Они еще немного помолчали, а затем Избистер дал волю своему любопытству.
– Он может пролежать так еще многие годы, – сказал он, поколебался и продолжил: – Мы должны учитывать и такую возможность. Управление его имуществом в один прекрасный день может перейти в другие руки.
– Можете поверить мне, господин Избистер, это одна из тех проблем, над которыми я размышляю постоянно. Получилось так, что между нами не было достаточно надежных и доверительных отношений. Сложилась странная и беспрецедентная ситуация.

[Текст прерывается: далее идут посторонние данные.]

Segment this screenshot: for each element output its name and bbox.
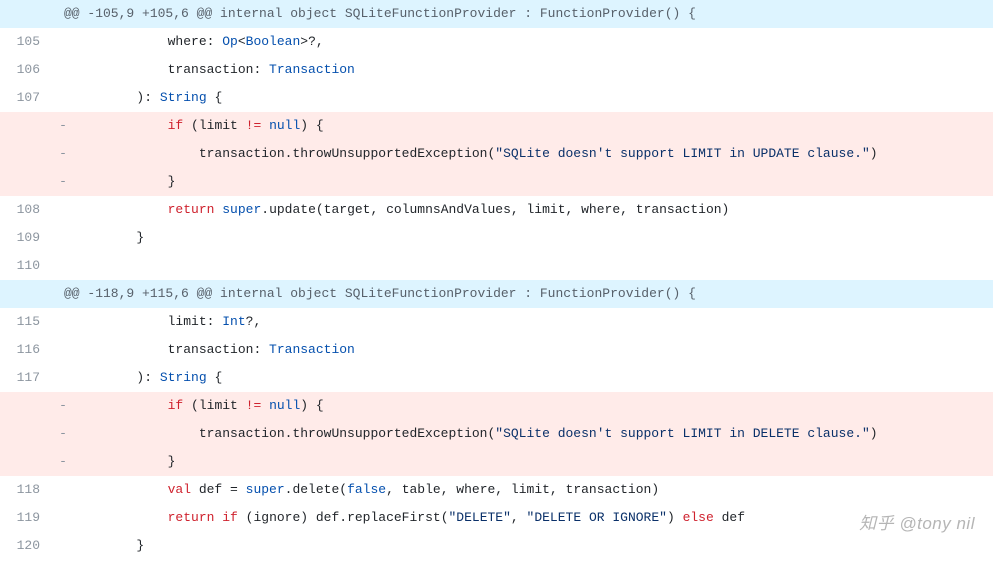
code-content: if (limit != null) { [74, 112, 993, 140]
deleted-line[interactable]: - if (limit != null) { [0, 392, 993, 420]
diff-viewer: @@ -105,9 +105,6 @@ internal object SQLi… [0, 0, 993, 560]
line-number [0, 420, 52, 448]
line-number [0, 140, 52, 168]
context-line[interactable]: 118 val def = super.delete(false, table,… [0, 476, 993, 504]
context-line[interactable]: 108 return super.update(target, columnsA… [0, 196, 993, 224]
code-content: return if (ignore) def.replaceFirst("DEL… [74, 504, 993, 532]
line-number [0, 168, 52, 196]
diff-sign [52, 532, 74, 560]
hunk-header-text: @@ -118,9 +115,6 @@ internal object SQLi… [52, 280, 993, 308]
line-number: 117 [0, 364, 52, 392]
diff-sign: - [52, 112, 74, 140]
line-number: 108 [0, 196, 52, 224]
context-line[interactable]: 106 transaction: Transaction [0, 56, 993, 84]
context-line[interactable]: 107 ): String { [0, 84, 993, 112]
context-line[interactable]: 115 limit: Int?, [0, 308, 993, 336]
diff-sign [52, 476, 74, 504]
line-number-gutter [0, 280, 52, 308]
code-content: transaction: Transaction [74, 56, 993, 84]
line-number [0, 448, 52, 476]
diff-sign [52, 196, 74, 224]
deleted-line[interactable]: - transaction.throwUnsupportedException(… [0, 140, 993, 168]
diff-sign [52, 28, 74, 56]
diff-sign: - [52, 168, 74, 196]
code-content: } [74, 448, 993, 476]
line-number: 109 [0, 224, 52, 252]
code-content: } [74, 168, 993, 196]
line-number [0, 112, 52, 140]
code-content: if (limit != null) { [74, 392, 993, 420]
hunk-header-text: @@ -105,9 +105,6 @@ internal object SQLi… [52, 0, 993, 28]
context-line[interactable]: 116 transaction: Transaction [0, 336, 993, 364]
diff-sign: - [52, 420, 74, 448]
line-number: 106 [0, 56, 52, 84]
line-number: 118 [0, 476, 52, 504]
diff-sign [52, 504, 74, 532]
context-line[interactable]: 120 } [0, 532, 993, 560]
code-content: limit: Int?, [74, 308, 993, 336]
line-number: 107 [0, 84, 52, 112]
line-number: 116 [0, 336, 52, 364]
line-number: 120 [0, 532, 52, 560]
diff-sign [52, 336, 74, 364]
diff-sign: - [52, 392, 74, 420]
context-line[interactable]: 109 } [0, 224, 993, 252]
line-number [0, 392, 52, 420]
deleted-line[interactable]: - if (limit != null) { [0, 112, 993, 140]
deleted-line[interactable]: - } [0, 448, 993, 476]
diff-sign [52, 84, 74, 112]
diff-sign [52, 308, 74, 336]
code-content: return super.update(target, columnsAndVa… [74, 196, 993, 224]
diff-sign: - [52, 448, 74, 476]
diff-sign: - [52, 140, 74, 168]
code-content: } [74, 224, 993, 252]
code-content: transaction.throwUnsupportedException("S… [74, 140, 993, 168]
line-number: 119 [0, 504, 52, 532]
context-line[interactable]: 110 [0, 252, 993, 280]
line-number: 105 [0, 28, 52, 56]
context-line[interactable]: 119 return if (ignore) def.replaceFirst(… [0, 504, 993, 532]
diff-sign [52, 364, 74, 392]
code-content: transaction.throwUnsupportedException("S… [74, 420, 993, 448]
hunk-header[interactable]: @@ -105,9 +105,6 @@ internal object SQLi… [0, 0, 993, 28]
code-content [74, 252, 993, 280]
code-content: } [74, 532, 993, 560]
deleted-line[interactable]: - transaction.throwUnsupportedException(… [0, 420, 993, 448]
code-content: ): String { [74, 84, 993, 112]
code-content: val def = super.delete(false, table, whe… [74, 476, 993, 504]
deleted-line[interactable]: - } [0, 168, 993, 196]
code-content: where: Op<Boolean>?, [74, 28, 993, 56]
line-number: 115 [0, 308, 52, 336]
line-number-gutter [0, 0, 52, 28]
code-content: transaction: Transaction [74, 336, 993, 364]
code-content: ): String { [74, 364, 993, 392]
context-line[interactable]: 117 ): String { [0, 364, 993, 392]
diff-sign [52, 252, 74, 280]
diff-sign [52, 56, 74, 84]
line-number: 110 [0, 252, 52, 280]
hunk-header[interactable]: @@ -118,9 +115,6 @@ internal object SQLi… [0, 280, 993, 308]
diff-sign [52, 224, 74, 252]
context-line[interactable]: 105 where: Op<Boolean>?, [0, 28, 993, 56]
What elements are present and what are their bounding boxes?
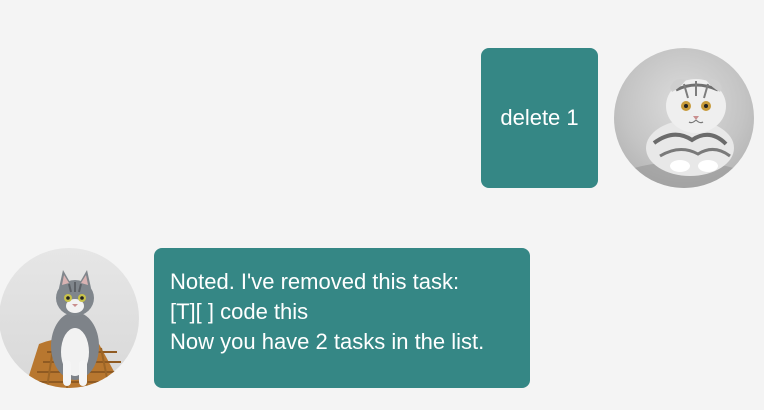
bot-message-line: [T][ ] code this bbox=[170, 299, 309, 324]
user-avatar bbox=[614, 48, 754, 188]
bot-avatar bbox=[0, 248, 139, 388]
cat-tabby-avatar-icon bbox=[25, 270, 129, 388]
cat-scottish-fold-avatar-icon bbox=[624, 79, 744, 188]
bot-message-line: Now you have 2 tasks in the list. bbox=[170, 329, 485, 354]
user-message-bubble: delete 1 bbox=[481, 48, 598, 188]
user-message-text: delete 1 bbox=[500, 105, 579, 130]
bot-message-line: Noted. I've removed this task: bbox=[170, 269, 460, 294]
bot-message-bubble: Noted. I've removed this task: [T][ ] co… bbox=[154, 248, 530, 388]
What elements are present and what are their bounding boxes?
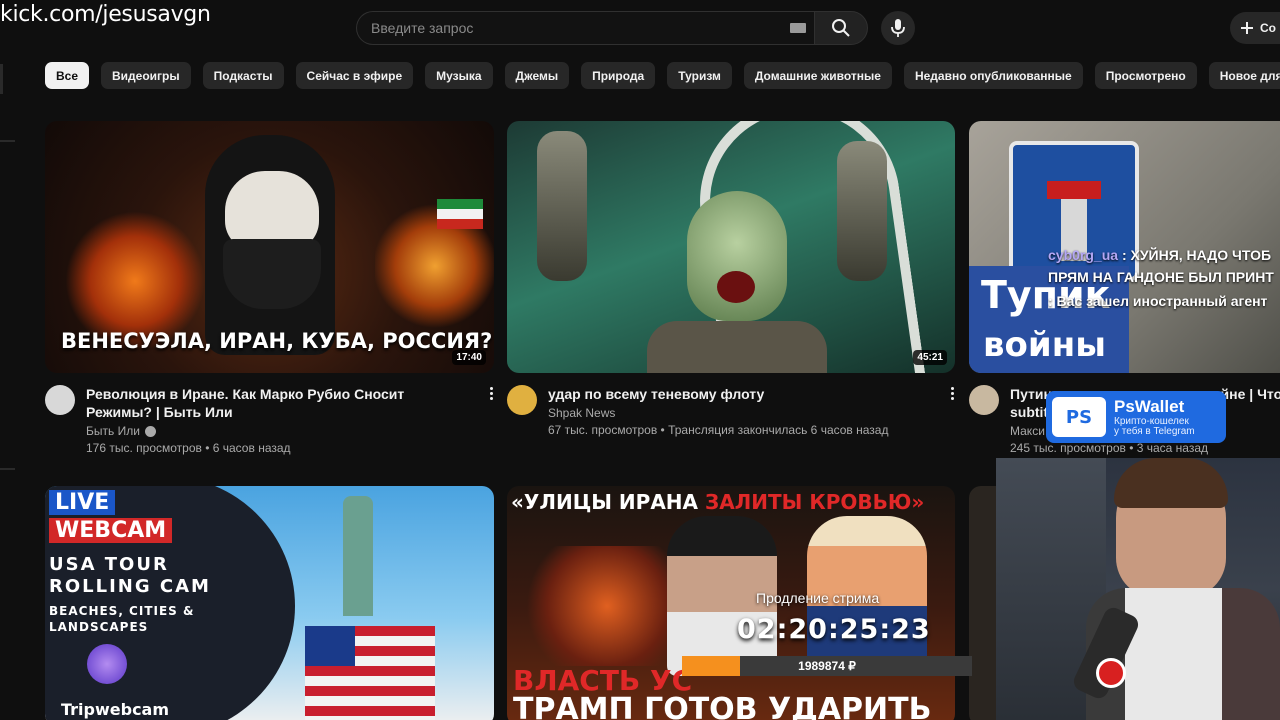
search-button[interactable] — [814, 11, 868, 45]
video-stats: 67 тыс. просмотров • Трансляция закончил… — [548, 423, 889, 437]
chip-podcasts[interactable]: Подкасты — [202, 62, 284, 89]
chip-videogames[interactable]: Видеоигры — [101, 62, 191, 89]
video-card[interactable]: 45:21 удар по всему теневому флоту Shpak… — [507, 121, 955, 437]
video-stats: 176 тыс. просмотров • 6 часов назад — [86, 441, 291, 455]
suit — [647, 321, 827, 373]
chip-pets[interactable]: Домашние животные — [743, 62, 892, 89]
channel-avatar[interactable] — [969, 385, 999, 415]
headline-part-1: «УЛИЦЫ ИРАНА — [511, 490, 705, 514]
chat-username: cyb0rg_ua — [1048, 247, 1119, 263]
pswallet-ad: PS PsWallet Крипто-кошелек у тебя в Tele… — [1046, 391, 1226, 443]
zombie-mouth — [717, 271, 755, 303]
video-thumbnail[interactable]: 45:21 — [507, 121, 955, 373]
video-stats: 245 тыс. просмотров • 3 часа назад — [1010, 441, 1209, 455]
filter-chips: Все Видеоигры Подкасты Сейчас в эфире Му… — [45, 62, 1280, 89]
channel-name-row: Быть Или — [86, 424, 494, 438]
create-button[interactable]: Со — [1230, 12, 1280, 44]
search-input[interactable] — [371, 20, 771, 36]
create-label: Со — [1260, 21, 1276, 35]
verified-icon — [144, 425, 156, 437]
stream-timer: 02:20:25:23 — [737, 614, 931, 645]
video-thumbnail[interactable]: LIVE WEBCAM USA TOUR ROLLING CAM BEACHES… — [45, 486, 494, 720]
video-card[interactable]: LIVE WEBCAM USA TOUR ROLLING CAM BEACHES… — [45, 486, 494, 720]
chip-recently-uploaded[interactable]: Недавно опубликованные — [903, 62, 1083, 89]
more-options-icon[interactable] — [949, 387, 955, 400]
thumbnail-headline: ВЕНЕСУЭЛА, ИРАН, КУБА, РОССИЯ? — [61, 329, 493, 353]
channel-name[interactable]: Shpak News — [548, 406, 615, 420]
video-thumbnail[interactable] — [969, 486, 999, 720]
chat-message: : Вас зашел иностранный агент — [1048, 290, 1280, 312]
video-duration: 45:21 — [913, 350, 947, 365]
live-label: LIVE — [49, 490, 116, 515]
donation-progress-bar: 1989874 ₽ — [682, 656, 972, 676]
stream-url-overlay: kick.com/jesusavgn — [0, 2, 211, 27]
channel-name-row: Shpak News — [548, 406, 955, 420]
chip-music[interactable]: Музыка — [425, 62, 493, 89]
channel-avatar[interactable] — [507, 385, 537, 415]
ad-sub-2: у тебя в Telegram — [1114, 426, 1195, 437]
thumb-line-2: ROLLING CAM — [49, 576, 211, 597]
thumb-line-3: BEACHES, CITIES & — [49, 604, 195, 618]
thumb-line-1: USA TOUR — [49, 554, 169, 575]
video-title[interactable]: удар по всему теневому флоту — [548, 385, 955, 403]
mic-badge — [1096, 658, 1126, 688]
search-box[interactable] — [356, 11, 814, 45]
fire-scene — [527, 546, 687, 666]
road-sign-red — [1047, 181, 1101, 199]
flag — [437, 199, 483, 229]
video-card[interactable]: ВЕНЕСУЭЛА, ИРАН, КУБА, РОССИЯ? 17:40 Рев… — [45, 121, 494, 455]
video-card[interactable] — [969, 486, 999, 720]
streamer-webcam — [996, 458, 1280, 720]
statue — [343, 496, 373, 616]
chip-all[interactable]: Все — [45, 62, 90, 89]
search-bar — [356, 11, 868, 45]
thumbnail-headline: «УЛИЦЫ ИРАНА ЗАЛИТЫ КРОВЬЮ» — [511, 490, 924, 514]
extend-stream-label: Продление стрима — [756, 590, 880, 606]
microphone-icon — [891, 19, 905, 37]
video-thumbnail[interactable]: ВЕНЕСУЭЛА, ИРАН, КУБА, РОССИЯ? 17:40 — [45, 121, 494, 373]
channel-name[interactable]: Быть Или — [86, 424, 140, 438]
rail-divider — [0, 140, 15, 142]
donation-amount: 1989874 ₽ — [798, 659, 856, 673]
skull-drip — [537, 131, 587, 281]
video-title[interactable]: Революция в Иране. Как Марко Рубио Сноси… — [86, 385, 494, 421]
ad-name: PsWallet — [1114, 397, 1185, 416]
thumbnail-text-2: войны — [983, 325, 1106, 365]
streamer-hair — [1114, 458, 1228, 508]
voice-search-button[interactable] — [881, 11, 915, 45]
webcam-label: WEBCAM — [49, 518, 173, 543]
rail-divider — [0, 468, 15, 470]
video-duration: 17:40 — [452, 350, 486, 365]
stream-chat: cyb0rg_ua : ХУЙНЯ, НАДО ЧТОБ ПРЯМ НА ГАН… — [1048, 244, 1280, 312]
chip-watched[interactable]: Просмотрено — [1094, 62, 1197, 89]
chip-nature[interactable]: Природа — [581, 62, 656, 89]
chat-text: : Вас зашел иностранный агент — [1048, 293, 1268, 309]
thumb-line-4: LANDSCAPES — [49, 620, 149, 634]
chip-new-for-you[interactable]: Новое для вас — [1208, 62, 1280, 89]
search-icon — [832, 19, 850, 37]
channel-name[interactable]: Макси — [1010, 424, 1045, 438]
chip-tourism[interactable]: Туризм — [667, 62, 732, 89]
channel-avatar[interactable] — [45, 385, 75, 415]
suitcase-stars — [305, 626, 355, 666]
headline-part-2: ЗАЛИТЫ КРОВЬЮ» — [704, 490, 925, 514]
video-thumbnail[interactable]: «УЛИЦЫ ИРАНА ЗАЛИТЫ КРОВЬЮ» ВЛАСТЬ УС ТР… — [507, 486, 955, 720]
chip-live-now[interactable]: Сейчас в эфире — [295, 62, 414, 89]
skull-drip — [837, 141, 887, 281]
rail-divider — [0, 64, 3, 94]
pswallet-logo: PS — [1052, 397, 1106, 437]
chip-jams[interactable]: Джемы — [504, 62, 570, 89]
more-options-icon[interactable] — [488, 387, 494, 400]
keyboard-icon[interactable] — [790, 23, 806, 33]
video-card[interactable]: «УЛИЦЫ ИРАНА ЗАЛИТЫ КРОВЬЮ» ВЛАСТЬ УС ТР… — [507, 486, 955, 720]
thumb-bottom-2: ТРАМП ГОТОВ УДАРИТЬ — [513, 692, 932, 720]
chat-message: cyb0rg_ua : ХУЙНЯ, НАДО ЧТОБ ПРЯМ НА ГАН… — [1048, 244, 1280, 288]
thumb-brand: Tripwebcam — [61, 700, 170, 719]
globe-logo — [87, 644, 127, 684]
black-balaclava — [223, 239, 321, 309]
plus-icon — [1241, 22, 1253, 34]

– Пожалуй, – согласился Избистер.
– Мне кажется, это должно послужить поводом для создания некоего общественного органа, который будет практически бессмертным опекуном, если он, как считают врачи – по крайней мере, некоторые, – в самом деле может когда-нибудь проснуться… Во всяком случае, я уже обратился с таким предложением к некоторым общественным деятелям. Но дело пока не сдвинулось с места.
– Право, неплохая мысль – передать его под опеку общественному органу, скажем, Совету попечителей Британского музея или Королевскому медицинскому колледжу. Это звучит несколько странно, но ведь и ситуация тоже не заурядная.
– Трудно будет уговорить их взять его под опеку.
– Много бюрократической волокиты?
– Отчасти.
Наступила пауза.
– Любопытная ситуация, – заметил Избистер. – А сложные проценты на капитал все растут.
– Разумеется, – подтвердил Уорминг. – И теперь, когда сокращается золотой запас, намечается тенденция к росту цен.
– Да, я уже ощутил это, – поморщившись, сказал Избистер. – Но для него такая тенденция благоприятна.
– Если только он проснется.
– Да, если только он проснется, – повторил Избистер. – А вы заметили, как у него заострился нос и ввалились глаза?
Уорминг внимательно посмотрел на спящего и задумался.
– Сомневаюсь, что он когда-нибудь проснется, – сказал он наконец.
– Я так толком и не понял, – признался Избистер, – что явилось причиной этой летаргии. Он, правда, говорил мне о переутомлении. Я часто задумывался, чем он был так занят?
– Он был человеком одаренным, но эмоциональным и порывистым. Его преследовали семейные неприятности. С женой он развелся и, чтобы отвлечься, ударился в политику, причем со всей страстью. Он сделался фанатиком-радикалом – не то социалистом, не то типичным либералом передового направления, как они себя называли. Энергичный, взбалмошный и необузданный, он просто надорвался в полемических баталиях. Помню его памфлет – любопытное произведение. Дикое, причудливое! Там, кстати, было высказано несколько пророчеств. Некоторые из них лопнули, но о других сейчас можно говорить как о свершившемся факте. Прежде всего, читая его записки, начинаешь понимать, что наш мир полон неожиданностей. Ему придется многому учиться и от многого отвыкать, когда он проснется. Если пробуждение вообще когда-нибудь наступит.
– Чего бы я только не отдал, – проговорил Избистер, – чтобы услышать его слова.
– И я, – подхватил Уорминг. – Ах, как мне этого хотелось бы! Но, увы, – добавил он с неожиданной стариковской жалостью к себе, – мне не доведется увидеть его пробуждения.
Он помолчал, задумчиво глядя на восковую фигуру, лежащую перед ним.
– Нет, он не проснется, – сказал он наконец и вздохнул. – Он никогда не проснется.